ただし、ひとくちに「結膜炎」と言っても、原因によって治療法も対応もまったく異なります。市販薬で対応できるものから、人にうつるもの、放置すると悪化するアレルギー性まで、見分け方を知っておくことが大切です。
このページでは、結膜炎の3つのタイプ ― 細菌性・ウイルス性・アレルギー性 ― を一通り概観します。それぞれの詳しい治療や深掘りは、今後、専用のクラスター記事でご紹介する予定です。
概要(結膜炎とは)
結膜は、白目の表面とまぶたの裏側を覆う、ピンク色の薄い膜です。外の世界と直接ふれる場所なので、ウイルス・細菌・アレルゲン(花粉・ダニ・ハウスダストなど)からの刺激を受けやすく、それらが原因で炎症を起こします。
結膜炎は、原因によって大きく3つのタイプに分けられます。
| タイプ | 主な原因 | 特徴 |
|---|---|---|
| 細菌性結膜炎 | 黄色ブドウ球菌、肺炎球菌、インフルエンザ桿菌など | 黄色〜緑色の目やに、片目から始まることが多い |
| ウイルス性結膜炎 | アデノウイルス、エンテロウイルスなど | 充血が強く水っぽい目やに、強い感染力(うつる) |
| アレルギー性結膜炎 | 花粉、ダニ、ハウスダスト、コンタクト | 強いかゆみ、両目に同時。季節性または通年性 |
ここで最も重要なのが、ウイルス性結膜炎は強い感染力を持つ ということです。代表的な「流行性角結膜炎(はやり目)」は、家庭内・職場・学校で次々と感染が広がります。診断されたら学校保健安全法上の出席停止対象になります。
逆に アレルギー性結膜炎は感染しません ので、人にうつる心配はありません。細菌性は弱い感染力 で、通常の衛生管理で十分対応できます。
症状
タイプ別に症状が異なります。以下のような特徴で見分けます。
細菌性結膜炎
- 黄色〜緑色のドロッとした目やに ― 朝起きるとまぶたがくっつく
- 片目から始まり、もう片目にうつることも
- 充血、軽い違和感
- かゆみは少ない
- 視力低下は通常ない
ウイルス性結膜炎
- 強い充血、結膜のむくみ
- 水っぽい目やに(ドロッとしていない)
- 耳の前のリンパ節が腫れる
- 異物感、まぶしさ
- 「流行性角結膜炎」では数週間で 黒目に小さな濁り が出ることもある
- 両目に広がりやすい
アレルギー性結膜炎
- 強いかゆみ ― これが最も典型的
- 両目に同時に起きる
- 充血、まぶたの腫れ
- 水っぽい目やに、流涙
- 季節性(花粉症)または通年性(ダニ・ハウスダスト)
- くしゃみ・鼻水を伴うことが多い(アレルギー性鼻炎との合併)
見分けのポイント
| 症状 | 細菌性 | ウイルス性 | アレルギー性 |
|---|---|---|---|
| かゆみ | 少ない | あり | 非常に強い |
| 目やに | 黄〜緑、ドロッ | 水っぽい | 水っぽい |
| 充血 | 軽度 | 強い | 中等度 |
| 片目/両目 | 片目→両目 | 片目→両目 | 両目同時 |
| 感染力 | 弱い | 強い(うつる) | なし |
| リンパ節腫脹 | ほぼなし | あり | なし |
「両目同時に、強くかゆい」ならアレルギー性、「片目で黄色い目やに」なら細菌性、「片目から始まり、リンパが腫れる」ならウイルス性 ― そんな大まかな見分けが可能です。

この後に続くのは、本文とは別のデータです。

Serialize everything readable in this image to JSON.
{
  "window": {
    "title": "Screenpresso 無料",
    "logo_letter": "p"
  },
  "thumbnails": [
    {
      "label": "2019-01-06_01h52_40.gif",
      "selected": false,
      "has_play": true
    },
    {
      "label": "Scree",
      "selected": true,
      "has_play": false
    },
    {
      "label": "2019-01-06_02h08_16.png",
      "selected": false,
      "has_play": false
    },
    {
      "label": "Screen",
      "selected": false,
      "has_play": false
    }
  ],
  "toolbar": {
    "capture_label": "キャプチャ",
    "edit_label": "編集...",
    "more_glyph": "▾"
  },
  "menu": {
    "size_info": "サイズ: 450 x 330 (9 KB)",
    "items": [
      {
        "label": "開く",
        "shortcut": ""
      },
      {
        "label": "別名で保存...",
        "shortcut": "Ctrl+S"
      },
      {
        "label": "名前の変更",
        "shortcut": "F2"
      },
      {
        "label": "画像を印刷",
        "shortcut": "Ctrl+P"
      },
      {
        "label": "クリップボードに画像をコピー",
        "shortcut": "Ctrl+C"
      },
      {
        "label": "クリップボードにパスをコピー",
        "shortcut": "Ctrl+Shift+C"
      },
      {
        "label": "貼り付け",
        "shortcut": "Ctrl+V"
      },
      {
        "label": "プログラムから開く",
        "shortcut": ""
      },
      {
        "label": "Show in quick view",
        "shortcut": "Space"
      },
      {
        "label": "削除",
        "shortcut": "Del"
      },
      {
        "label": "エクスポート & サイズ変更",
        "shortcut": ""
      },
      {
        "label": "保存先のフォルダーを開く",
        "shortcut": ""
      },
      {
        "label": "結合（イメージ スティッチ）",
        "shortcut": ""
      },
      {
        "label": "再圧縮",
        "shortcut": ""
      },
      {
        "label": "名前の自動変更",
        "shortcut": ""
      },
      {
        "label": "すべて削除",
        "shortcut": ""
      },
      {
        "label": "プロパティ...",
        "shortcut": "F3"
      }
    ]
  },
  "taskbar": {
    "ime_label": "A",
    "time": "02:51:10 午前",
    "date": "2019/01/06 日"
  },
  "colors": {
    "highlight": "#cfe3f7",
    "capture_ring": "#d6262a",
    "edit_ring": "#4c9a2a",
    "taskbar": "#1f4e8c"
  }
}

ただし、自己判断は難しいことが多く、特にウイルス性は 早めに眼科で確定診断 を受けて、感染拡大を防ぐ対応が必要です。
原因とリスク
細菌性結膜炎の主な原因
- 黄色ブドウ球菌、肺炎球菌、インフルエンザ桿菌
- 子どもや高齢者に多い
- コンタクトレンズの不適切な使用
- 副鼻腔炎・中耳炎からの波及
ウイルス性結膜炎の主な原因
- アデノウイルス(流行性角結膜炎、咽頭結膜熱)
- エンテロウイルス(急性出血性結膜炎)
- 単純ヘルペスウイルス
接触感染が主で、目を触った手 → 物 → 別の人の手 → 目 という経路で広がります。ドアノブやタオルの共有が典型的な感染源です。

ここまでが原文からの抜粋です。